A Data Science Central Community
BIG DATA and TRUE PREDICTIVE ANALYTICS are indeed turning the world 180-Degrees (upside down, so to speak).
But is BIG DATA the "answer to everything"? I find that "QUALITY DATA" is what is most important. Sometimes, from a BIG DATA set we can extract one or more "smaller QUALAITY SUB-DATASETS" that are extremely valuable. But other times, and maybe most of the times, these "QUALITY DATASETS" are found lurking in other places, like research labs...........Have any others had similar experience?
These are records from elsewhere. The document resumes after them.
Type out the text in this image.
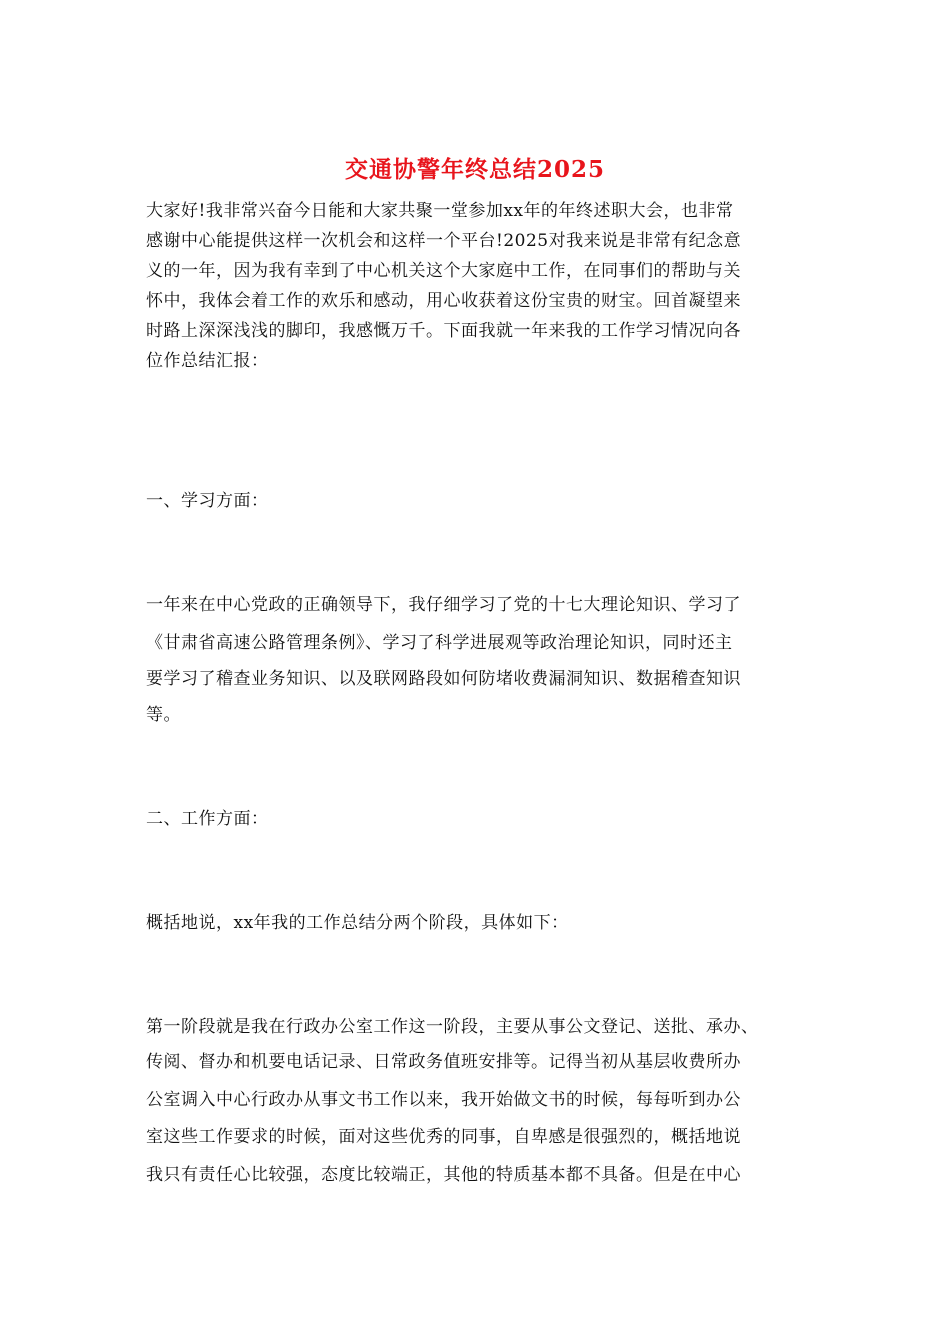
交通协警年终总结2025
大家好!我非常兴奋今日能和大家共聚一堂参加xx年的年终述职大会，也非常
感谢中心能提供这样一次机会和这样一个平台!2025对我来说是非常有纪念意
义的一年，因为我有幸到了中心机关这个大家庭中工作，在同事们的帮助与关
怀中，我体会着工作的欢乐和感动，用心收获着这份宝贵的财宝。回首凝望来
时路上深深浅浅的脚印，我感慨万千。下面我就一年来我的工作学习情况向各
位作总结汇报：
一、学习方面：
一年来在中心党政的正确领导下，我仔细学习了党的十七大理论知识、学习了
《甘肃省高速公路管理条例》、学习了科学进展观等政治理论知识，同时还主
要学习了稽查业务知识、以及联网路段如何防堵收费漏洞知识、数据稽查知识
等。
二、工作方面：
概括地说，xx年我的工作总结分两个阶段，具体如下：
第一阶段就是我在行政办公室工作这一阶段，主要从事公文登记、送批、承办、
传阅、督办和机要电话记录、日常政务值班安排等。记得当初从基层收费所办
公室调入中心行政办从事文书工作以来，我开始做文书的时候，每每听到办公
室这些工作要求的时候，面对这些优秀的同事，自卑感是很强烈的，概括地说
我只有责任心比较强，态度比较端正，其他的特质基本都不具备。但是在中心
I strongly agree. The point is information is not just a bunch of data. Diving blindly into the haystack is a bunch of hay. Stack it however you want it is still hay. What is the first thing you learn as a statistician. Define your objective!! Sometimes you can explore data discover possibilities but that needs to be tested in a scientific way. I've worked with engineers most of my career and their definition of statistics is some kind of computation. Even a blind belief where data is collected to support that belief and data counter is discarded. Similar problem with management. OMG last week sales were down. What will we do? What will we do? Ever heard of randomness. Who has read Black Swan? Data analysis can tell you about past behaviors but not forecast unless factors remain the same. Change is always there!! Example erin a long time ago. Polio and hot weather correlated. Sure were. But did hot weather cause polio? That's what digging in the haystack of data can easily result it. There must be a substantive objective in order to use data and create information. Someone determined that a virus caused polio. Then that person did an experiment and to create supporting evidence. All those correlations, regressions, clustering and trees don't result in new knowledge. They can describe what is going on. It adds to human knowledge but can fail to get to actual causes without a testable hypothesis--an objective. Cross validation is part of it. But it is only part of it.
At the same time a statistician is not necessarily familiar with the problems and perils of 'big data'. These are separate fields that can be combined in a data scientist or when skilled people in allied fields can collaborate.